Pour prêcher la mission, notre curé avait invité un capucin de Mont-Croix, un prêcheur réputé. La mission, autrefois, c’était une semaine de profonde réflexion. Elle allait du dimanche au dimanche. Le premier jour, il y avait la messe, les vêpres, les complies. Du lundi au samedi, la petite messe matinale, chapelet, procession, adoration, et chaque soir une conférence. En fin de semaine, tous devaient passer au confessionnal afin d’être irréprochables pour la communion dominicale. Après la mission, on plantait une croix datée dans le finage.

Le lundi soir, le prédicateur s’adressa aux fidèles : « Demain, nous parlerons du mensonge. C’est un vilain défaut. Il nous arrive à tous de dire des mensonges. A moi aussi. Il y a de gros menteurs et de petits menteurs. Il importe de s’examiner et de se corriger. On ne peut se fier à celui qui ment tout le temps.

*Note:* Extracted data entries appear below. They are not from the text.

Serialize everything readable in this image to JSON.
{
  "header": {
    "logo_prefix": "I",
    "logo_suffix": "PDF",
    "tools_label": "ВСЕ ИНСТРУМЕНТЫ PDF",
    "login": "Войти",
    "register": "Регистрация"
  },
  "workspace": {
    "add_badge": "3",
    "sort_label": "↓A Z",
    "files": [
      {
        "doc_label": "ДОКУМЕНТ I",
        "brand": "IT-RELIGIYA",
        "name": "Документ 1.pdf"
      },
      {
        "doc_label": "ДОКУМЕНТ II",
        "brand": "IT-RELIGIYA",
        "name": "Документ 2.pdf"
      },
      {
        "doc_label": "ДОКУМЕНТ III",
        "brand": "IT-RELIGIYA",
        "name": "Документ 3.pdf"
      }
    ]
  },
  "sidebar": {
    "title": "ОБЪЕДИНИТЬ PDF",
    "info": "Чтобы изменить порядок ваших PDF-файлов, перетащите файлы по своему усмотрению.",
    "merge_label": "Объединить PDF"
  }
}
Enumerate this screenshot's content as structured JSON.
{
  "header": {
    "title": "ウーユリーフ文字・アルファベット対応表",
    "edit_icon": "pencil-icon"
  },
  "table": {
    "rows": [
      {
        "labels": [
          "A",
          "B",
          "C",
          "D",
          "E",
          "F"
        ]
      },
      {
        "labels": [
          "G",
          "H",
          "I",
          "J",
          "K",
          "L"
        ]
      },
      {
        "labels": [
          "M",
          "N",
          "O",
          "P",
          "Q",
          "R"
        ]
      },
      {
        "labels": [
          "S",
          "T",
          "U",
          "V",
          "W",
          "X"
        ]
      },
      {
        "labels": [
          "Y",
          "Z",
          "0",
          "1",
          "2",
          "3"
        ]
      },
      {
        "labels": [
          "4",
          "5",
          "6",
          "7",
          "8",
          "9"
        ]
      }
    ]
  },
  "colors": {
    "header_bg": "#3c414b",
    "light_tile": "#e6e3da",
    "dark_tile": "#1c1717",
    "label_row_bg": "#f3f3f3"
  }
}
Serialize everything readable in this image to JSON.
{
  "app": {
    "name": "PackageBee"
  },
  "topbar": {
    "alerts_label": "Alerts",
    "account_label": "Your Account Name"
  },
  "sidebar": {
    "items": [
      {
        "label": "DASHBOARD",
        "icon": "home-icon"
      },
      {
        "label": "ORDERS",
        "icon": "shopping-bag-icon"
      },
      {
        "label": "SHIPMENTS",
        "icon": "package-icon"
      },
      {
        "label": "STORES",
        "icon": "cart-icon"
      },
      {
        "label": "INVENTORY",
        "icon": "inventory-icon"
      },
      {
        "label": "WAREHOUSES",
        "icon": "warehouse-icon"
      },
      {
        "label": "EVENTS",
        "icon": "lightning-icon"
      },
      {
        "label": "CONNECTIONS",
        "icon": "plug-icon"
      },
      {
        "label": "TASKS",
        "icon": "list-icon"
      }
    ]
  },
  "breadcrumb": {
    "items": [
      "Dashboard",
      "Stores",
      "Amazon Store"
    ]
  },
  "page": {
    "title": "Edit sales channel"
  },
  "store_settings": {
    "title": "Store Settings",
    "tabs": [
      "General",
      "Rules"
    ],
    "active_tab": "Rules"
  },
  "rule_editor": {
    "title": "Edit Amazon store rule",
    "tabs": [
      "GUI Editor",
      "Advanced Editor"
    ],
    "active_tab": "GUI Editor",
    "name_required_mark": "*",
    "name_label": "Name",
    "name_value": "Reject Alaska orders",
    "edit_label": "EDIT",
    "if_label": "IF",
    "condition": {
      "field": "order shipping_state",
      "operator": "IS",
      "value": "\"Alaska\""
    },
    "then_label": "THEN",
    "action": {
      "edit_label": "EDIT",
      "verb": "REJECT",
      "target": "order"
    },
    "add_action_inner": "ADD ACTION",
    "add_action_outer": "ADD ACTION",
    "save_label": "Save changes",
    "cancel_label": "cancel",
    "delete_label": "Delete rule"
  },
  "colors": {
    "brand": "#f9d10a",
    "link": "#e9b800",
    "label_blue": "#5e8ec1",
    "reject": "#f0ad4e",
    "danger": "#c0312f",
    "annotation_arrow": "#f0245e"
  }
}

Pour préparer notre causerie de demain soir, je vous demande de vous reporter à la brochure que je vous ai distribuée et d’y lire le chapitre vingt-deux de l’évangile de saint Jean. Vous avez tous reçu ce livret. Si vous ne le retrouvez plus, passez à la cure, j’en ai encore. »

Le mardi soir, le religieux monte en chaire. « Mes frères, comme je vous l’ai annoncé hier, ce soir, nous allons parler du mensonge. Vous deviez lire le chapitre vingt-deux de saint Jean. Qui l’a lu ? »

Une main se lève, puis trois, puis cinq. Les gens se regardent. Enfin, tous lèvent la main. Le capucin reste quelques instants silencieux, sourit dans sa barbe, puis dit : Eh bien voilà, nous sommes en plein dans le sujet, par ce que, dans saint Jean, il n’y a rien que vingt et un chapitres. »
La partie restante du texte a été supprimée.